A quality setting (typically 0-100%) controls the trade-off between file size and quality. At 80-85%, JPEG compression is nearly invisible to the naked eye. At 60%, artifacts begin to appear as blocky smearing (called "compression artifacts"). JPEG is excellent for photographs but poor for graphics, screenshots, and text — use PNG for those.

JPEG does not support transparency (alpha channel). Every JPEG pixel has a solid color. If you need transparency, use PNG or WebP instead. The file extensions .jpg and .jpeg refer to identical format — .jpg is just an older 3-character convention.

How FileCurve Handles JPEG

FileCurve processes JPEG files entirely in your browser — your files are never uploaded to any server. Use the tools below to work with JPEG files instantly, free, with no signup.

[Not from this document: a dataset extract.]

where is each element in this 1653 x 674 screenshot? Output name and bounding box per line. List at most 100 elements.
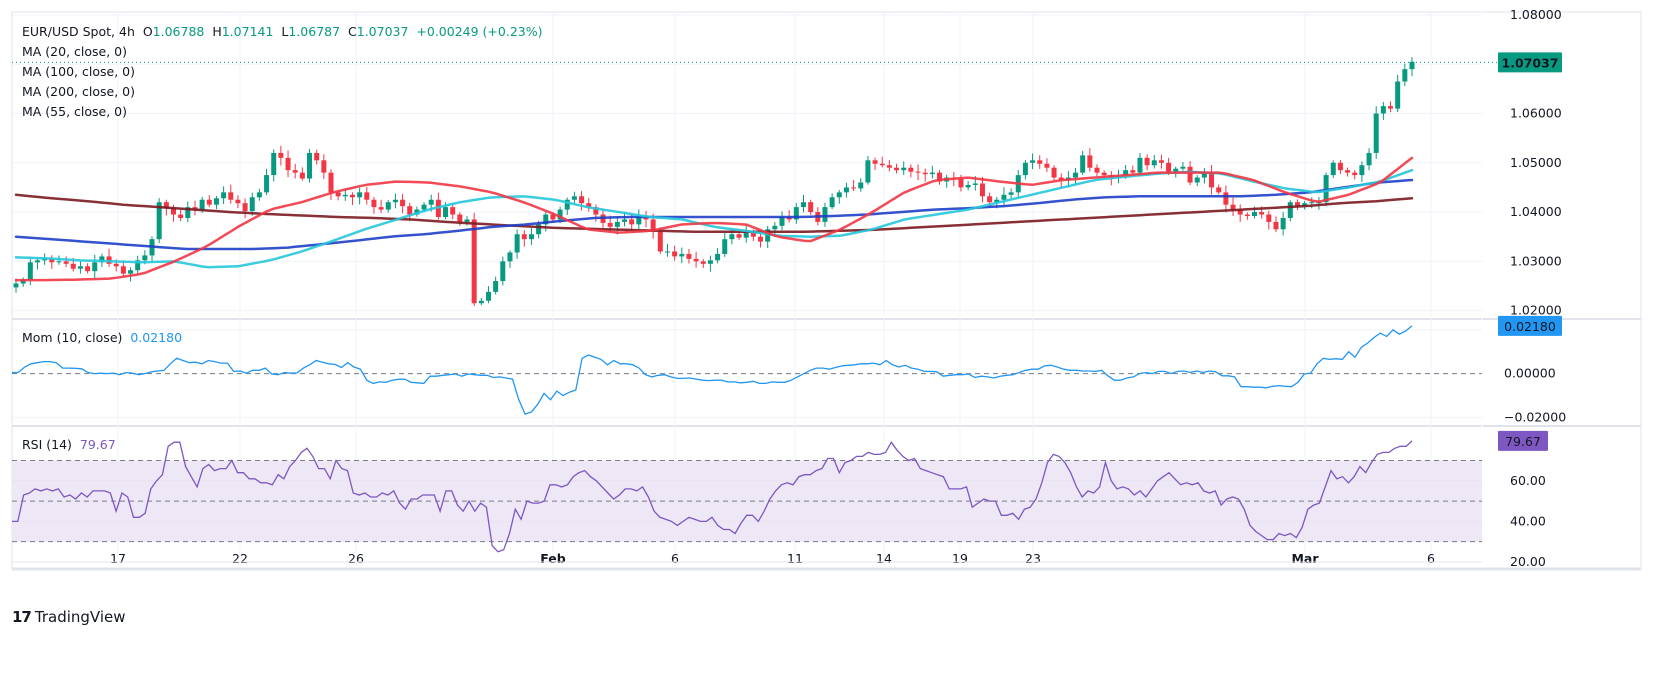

Frequently Asked Questions

What does JPEG stand for?

JPEG stands for Joint Photographic Experts Group — the committee that developed the standard in 1992.

Is JPEG lossless or lossy?

JPEG uses lossy compression. Data is permanently removed during compression. Quality at 80-85% is typically indistinguishable from the original.

What is the difference between JPG and JPEG?

No difference. JPG is the older 3-character file extension from early Windows; JPEG is the full name. Both refer to the exact same format.